Pandan Chiffon Cake

Do you have a kitchen disaster story? I have a lot. I had a total cooking disaster with this pandan chiffon cake. There were a few of my lucky twitter followers who had witnessed the disaster live on twitter as I was tweeting it away as it happened.

Pandan Chiffon Cake
Pandan Chiffon Cake

Pandan chiffon cake is something very nostalgic to a lot of Malaysians and Singaporeans. We basically grew up with it. We ate so much that sometimes we got sick of it. Now, many years later, I begin to miss it. I miss the smell of the pandan leaves flavour when the cake was baking in the oven. I miss the silky soft texture of the chiffon cake. I miss the shade of green that reminds me of home.
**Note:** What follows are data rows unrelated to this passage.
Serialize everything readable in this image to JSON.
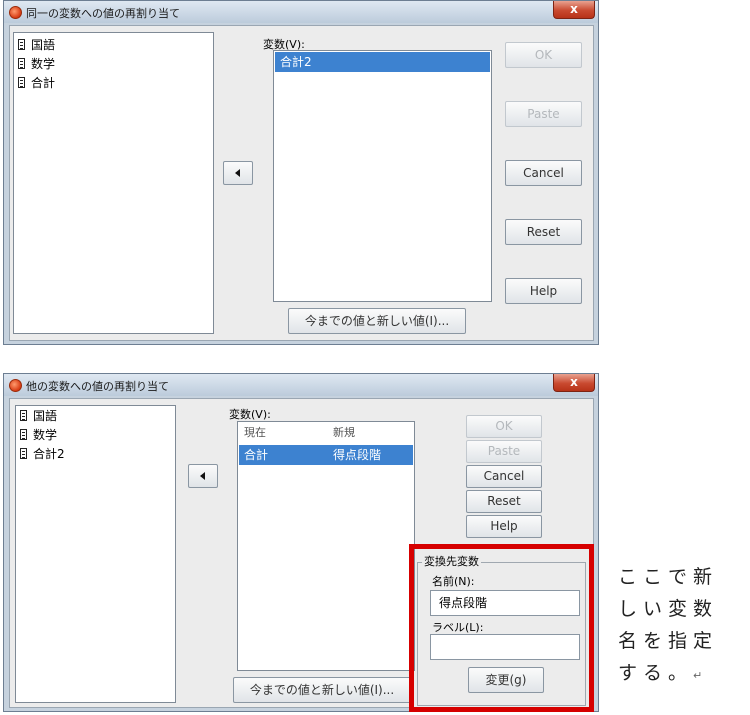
{
  "dialog1": {
    "title": "同一の変数への値の再割り当て",
    "close_label": "x",
    "variables": [
      "国語",
      "数学",
      "合計"
    ],
    "target_label": "変数(V):",
    "target_items": [
      "合計2"
    ],
    "buttons": {
      "ok": "OK",
      "paste": "Paste",
      "cancel": "Cancel",
      "reset": "Reset",
      "help": "Help"
    },
    "old_new_button": "今までの値と新しい値(I)..."
  },
  "dialog2": {
    "title": "他の変数への値の再割り当て",
    "close_label": "x",
    "variables": [
      "国語",
      "数学",
      "合計2"
    ],
    "target_label": "変数(V):",
    "columns": [
      "現在",
      "新規"
    ],
    "rows": [
      {
        "current": "合計",
        "new": "得点段階"
      }
    ],
    "buttons": {
      "ok": "OK",
      "paste": "Paste",
      "cancel": "Cancel",
      "reset": "Reset",
      "help": "Help"
    },
    "old_new_button": "今までの値と新しい値(I)...",
    "output_group": {
      "title": "変換先変数",
      "name_label": "名前(N):",
      "name_value": "得点段階",
      "label_label": "ラベル(L):",
      "label_value": "",
      "change_button": "変更(g)"
    }
  },
  "annotation": {
    "lines": [
      "ここで新",
      "しい変数",
      "名を指定",
      "する。"
    ],
    "end_mark": "↵",
    "highlight_color": "#d60000"
  }
}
It was a last minute decision. It was a cold rainy evening. I was craving for pandan chiffon cake. I didn't have a chiffon cake pan. I didn't have a proper pandan chiffon cake recipe. I had never baked one before but I had all the ingredients in my pantry to make one.

I flipped to the page of vanilla chiffon cake recipe from an old trusty cookbook and started to look for a suitable cake pan. I thought bundt cake pan should do the trick but this was one of the two mistakes I made that day. It turned out that the bundt cake pan I have was smaller than I thought. Not that much smaller though. The biggest blunder I found out later was that I mistakenly used baking soda instead of cream of tartar. The two boxes were standing side by side in the pantry and I didn't know how and why, I picked the wrong box without realising it.

What happened to the cake as a result of my mistakes?

It kept rising and rising. How I wish I was making a souffle. It would be a mega success :) Nevertheless, the cake turned out to be as good as it should be. The smell of the pandan flavour was as good as my childhood. The texture was good except for some small air pockets caused by the use of baking soda.

** The worst part of the disaster is cleaning up the aftermath. The cake dough overflew from the bundt cake pan. Burnt bits sticked to the wire rack and bottom of the oven. It took me a good couple of hours of scrubbing to get rid of them.

There was nothing one can't do with some clever knife work to give the cake a good trimming. Looking at these pictures, you won't have a clue about the disaster.

Pandan Chiffon Cake (Makes 16 servings)

(Loosely adapted from The Good Housekeeping Step-By-Step Cookbook)


Ingredients

  • 2 1/4 cups cake flour (not self-raising)
  • 1 tbsp baking powder
  • 1 tsp salt
  • 1 1/2 cups granulated sugar
  • 1/2 cup vegetable oil
  • 5 large egg yolks
  • 1 tbsp pandan essence
  • 1 tsp pandan paste
  • 7 large egg whites
  • 1/2 tsp cream of tartar

Method

  1. Preheat oven to 325F. In large bowl, combine flour, baking powder, salt and 1 cup granulated sugar. Make a well in center and add oil, egg yolks, pandan essence, pandan paste, and 3/4 cup cold water; whisk into flour mixture until smooth.
  2. In another large bowl, with mixer at high speed, beat egg whites and cream of tartar until soft peaks form. Beating at high speed, gradually sprinkle in remaining 1/2 cup granulated sugar, 2 tbsp at a time, beating well after each addition, until whites stand in stiff peaks when beaters are lifted. With rubber spatula, gently fold one-third of whites into yolk mixture; fold in remaining whites. Pour batter into ungreased 9- to 10-inch tube pan.
  3. Bake 1 1/4 hours, or until top springs back when lightly touched. Invert cake in pan on funnel or bottle; cool completely in pan. Carefully run metal spatula around side of pan to loosen cake; remove from pan and place on cake plate.